Hospice and palliative care providers also experience shortages in non-physician disciplines, including chaplains, nurses, and social workers. As far back as 2008, the U.S. Centers for Medicare & Medicaid Service (CMS) began allowing hospice providers to use contracted nursing staff because not enough nurses were available to fill permanent positions.

The palliative care curriculum, originally developed using funds from the Cambia Health Foundation, consists of six modules that students can complete online. The modules address communication skills — particularly the often difficult goals of care or end-of-life conversations — as well as pain and symptom management, care in the final days of life, clinician self-care, and other topics essential to understanding palliative care. The program’s content recently underwent an update. Since 2017, nearly 500 learning institutions have used this curriculum. A graduate-level program focused on primary palliative care for advanced practice nurses is currently in development.

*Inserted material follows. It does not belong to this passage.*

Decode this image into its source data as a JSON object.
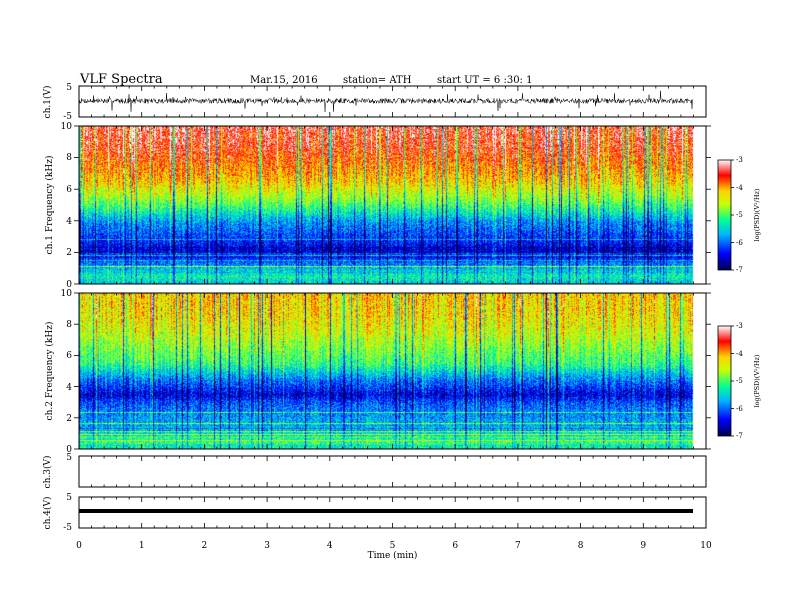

“We’re hoping to encourage schools of nursing to use the curriculum — and certainly to recognize the importance of the competencies so that they teach palliative care — and then trying to reach new graduates whose schools may not have offered it, so that they have this training before they enter clinical practice on their own,” Mazanec told Hospice News. “Many have become very interested in hospice and palliative care as their career choice as a result of being exposed to this knowledge and having. Some schools even have sought out hospice programs that would allow [students or graduates] to have at least a clinical day or two, to be exposed to hospice care and get them excited about considering that wonderful profession.”